Q: The second half especially, you really started to come around. What adjustments did you make at the midway point of the season?

A: Adjustment-wise … I spent a lot of time in the cages with (Tennessee hitting coach) Tom Beyers, working on doing different drills and different things. I think that really paid off and I just tried to have fun and let the game come to me a little bit. I knew that I have all the tools and that I just need to be myself and let everything take care of itself. Once I did that, I think my numbers spoke for themselves.

Q: Can you talk about some of the specifics you worked on with Tom Beyers?

A: We would do different drills. The main thing was just staying simple.

Q: You have that rare combination of power and speed, and you batted all over the lineup this year, including some games at leadoff. With your power, do you see yourself more in the heart of the order?

A: Honestly, I think I can hit wherever. I'm really comfortable hitting in the middle of the lineup. I've hit at the bottom of the lineup and I've hit leadoff. I think it's been good for me that I've been able to hit at all parts of the lineup. Wherever I'm hitting, I feel like I can do what's necessary for that position. Either way, I just want to be in the lineup and try to produce for the team.

Q: You also had another good year on the bases. You stole 30 bases and were caught stealing just three times. With you, is it more about your actual speed, or just knowing when to pick your counts to run in, or both?

A: I think it's definitely both. It's a good combination. Last off-season, I worked real hard doing speed training and agility work. And also during the year, I paid close attention to how fast the pitchers are to the plate, the catcher's arm, what are good counts to steal in, and if the pitcher is getting into a good rhythm. There are a lot of guys that are fast, but they're not the best base-stealers because they're not smart and they don't know certain times to run.

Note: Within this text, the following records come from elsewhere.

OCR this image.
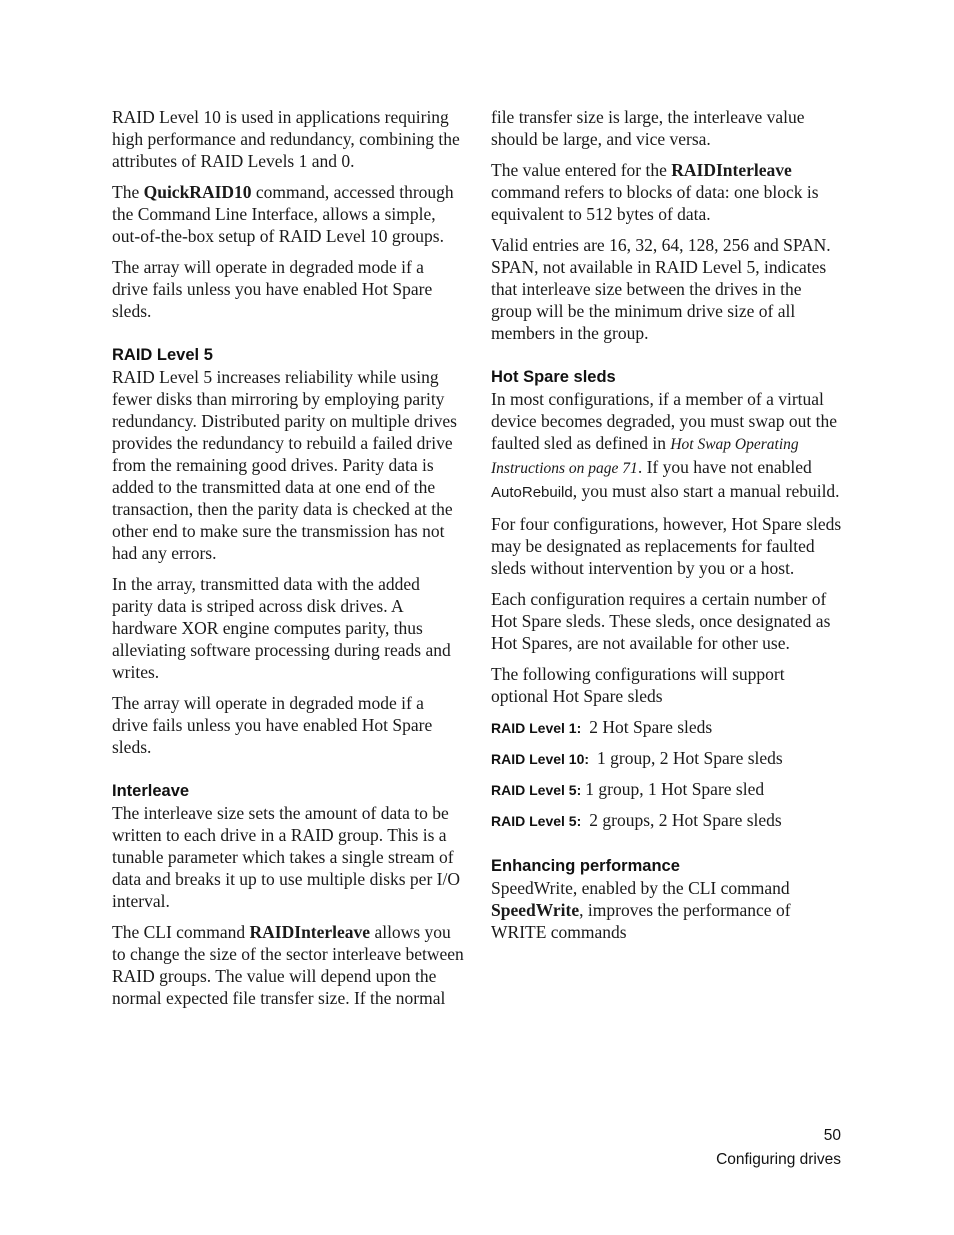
RAID Level 10 is used in applications requiring high performance and redundancy, combining the attributes of RAID Levels 1 and 0.

The QuickRAID10 command, accessed through the Command Line Interface, allows a simple, out-of-the-box setup of RAID Level 10 groups.

The array will operate in degraded mode if a drive fails unless you have enabled Hot Spare sleds.

RAID Level 5

RAID Level 5 increases reliability while using fewer disks than mirroring by employing parity redundancy. Distributed parity on multiple drives provides the redundancy to rebuild a failed drive from the remaining good drives. Parity data is added to the transmitted data at one end of the transaction, then the parity data is checked at the other end to make sure the transmission has not had any errors.

In the array, transmitted data with the added parity data is striped across disk drives. A hardware XOR engine computes parity, thus alleviating software processing during reads and writes.

The array will operate in degraded mode if a drive fails unless you have enabled Hot Spare sleds.

Interleave

The interleave size sets the amount of data to be written to each drive in a RAID group. This is a tunable parameter which takes a single stream of data and breaks it up to use multiple disks per I/O interval.

The CLI command RAIDInterleave allows you to change the size of the sector interleave between RAID groups. The value will depend upon the normal expected file transfer size. If the normal

file transfer size is large, the interleave value should be large, and vice versa.

The value entered for the RAIDInterleave command refers to blocks of data: one block is equivalent to 512 bytes of data.

Valid entries are 16, 32, 64, 128, 256 and SPAN. SPAN, not available in RAID Level 5, indicates that interleave size between the drives in the group will be the minimum drive size of all members in the group.

Hot Spare sleds

In most configurations, if a member of a virtual device becomes degraded, you must swap out the faulted sled as defined in Hot Swap Operating Instructions on page 71. If you have not enabled AutoRebuild, you must also start a manual rebuild.

For four configurations, however, Hot Spare sleds may be designated as replacements for faulted sleds without intervention by you or a host.

Each configuration requires a certain number of Hot Spare sleds. These sleds, once designated as Hot Spares, are not available for other use.

The following configurations will support optional Hot Spare sleds

RAID Level 1: 2 Hot Spare sleds
RAID Level 10: 1 group, 2 Hot Spare sleds
RAID Level 5: 1 group, 1 Hot Spare sled
RAID Level 5: 2 groups, 2 Hot Spare sleds
Enhancing performance

SpeedWrite, enabled by the CLI command SpeedWrite, improves the performance of WRITE commands

50
Configuring drives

I think I combine the two (speed and knowledge of the situation) really well.

Q: Can you talk about the League Championship Series in Jacksonville when your team fell just short of the Southern League title for the second year in a row?

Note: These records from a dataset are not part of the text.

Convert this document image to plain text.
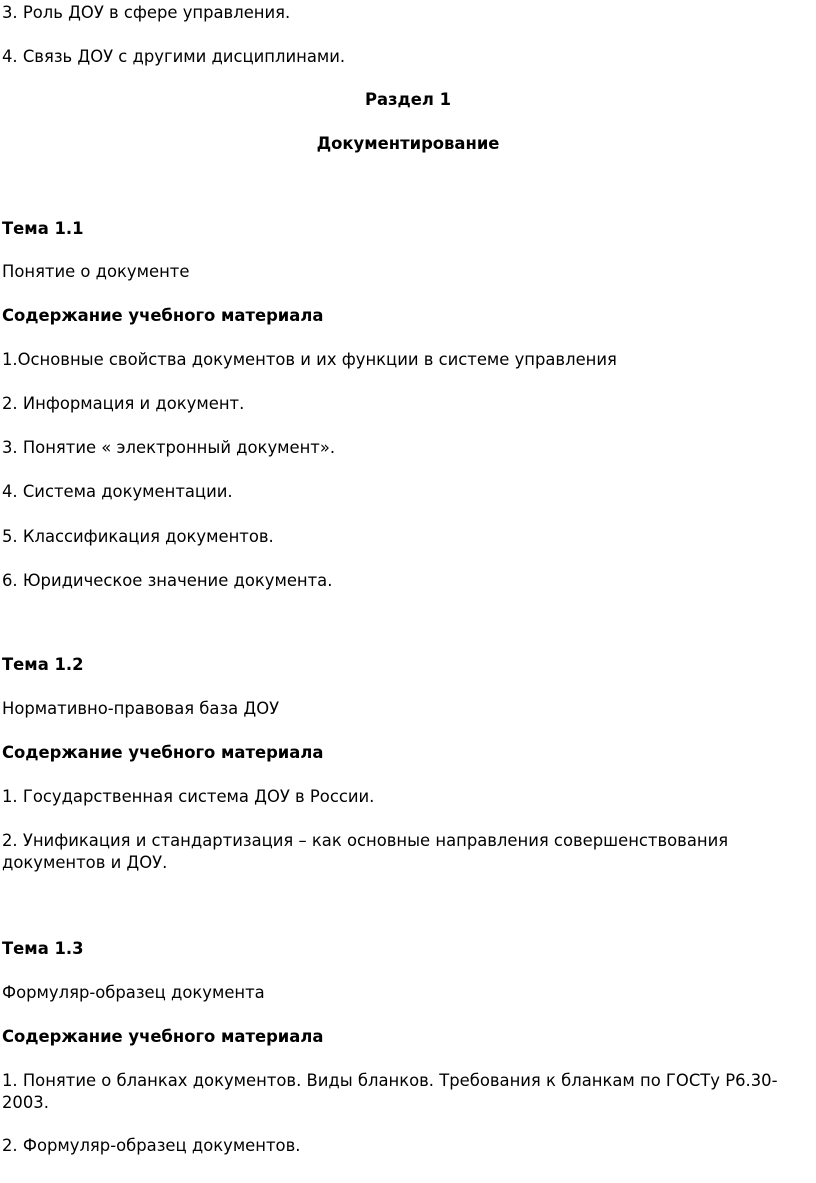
3. Роль ДОУ в сфере управления.

4. Связь ДОУ с другими дисциплинами.

Раздел 1

Документирование

Тема 1.1

Понятие о документе

Содержание учебного материала

1.Основные свойства документов и их функции в системе управления

2. Информация и документ.

3. Понятие « электронный документ».

4. Система документации.

5. Классификация документов.

6. Юридическое значение документа.

Тема 1.2

Нормативно-правовая база ДОУ

Содержание учебного материала

1. Государственная система ДОУ в России.

2. Унификация и стандартизация – как основные направления совершенствования документов и ДОУ.

Тема 1.3

Формуляр-образец документа

Содержание учебного материала

1. Понятие о бланках документов. Виды бланков. Требования к бланкам по ГОСТу Р6.30-2003.

2. Формуляр-образец документов.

A: It's hard because the guys who were there last year, we lost in the championship to Jacksonville once again. Of course it's hard losing but at the same time, we can look back and know that we had one of the best records in all of minor league baseball.

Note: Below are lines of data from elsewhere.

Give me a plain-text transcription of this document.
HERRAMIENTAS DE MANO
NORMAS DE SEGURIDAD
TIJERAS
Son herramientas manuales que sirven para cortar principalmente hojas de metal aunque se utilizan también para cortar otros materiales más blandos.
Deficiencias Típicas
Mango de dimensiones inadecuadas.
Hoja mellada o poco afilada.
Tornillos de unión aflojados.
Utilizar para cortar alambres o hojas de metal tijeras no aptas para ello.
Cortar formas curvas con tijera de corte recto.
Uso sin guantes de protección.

Q: You played all three outfield positions this year. In 2009, it seemed you were being geared for centerfield full time. Is center still your favorite of the three outfield positions, and is it still your preference going forward?

A: For sure. If I had a choice, I would play centerfield all the time. But we had a team with Tony Campana and Brett Jackson, so it was like we were all centerfielders. I think it's just good that I can play all three outfield positions. Wherever they want me to play, I'm more than happy to, but deep down I love centerfield just because you get to run all over the place and are kind of the general out there.

Q: Talk about going to Venezuela later this week to play winter ball. What do you know about the culture there, and what areas of your game are you looking to improve?

A: To answer your first question, I don't really know much about the area I'm going. It's a good thing that Buddy Bailey is the manager and that Marquez Smith is going down, so I'll know a couple of people there. To answer the second part, there's really no one aspect I'm trying to improve; it's really just my all-around skill set. Every aspect of the game, try to (improve) because I still can get a lot better. The more reps and experience I get, the more it will only benefit me in the long run.

Q: What was the best part about going to Chicago and being recognized by the Cubs at Wrigley Field as Player of the Year?

A: It was awesome. I'd been there a couple of times. When I was with Peoria, we went there and I went there when I was first drafted. Every time I go there, it's just an experience to be at that stadium. It was an honor to be invited there, but I don't want to just be ‘invited' any more; I want to be called up there for good.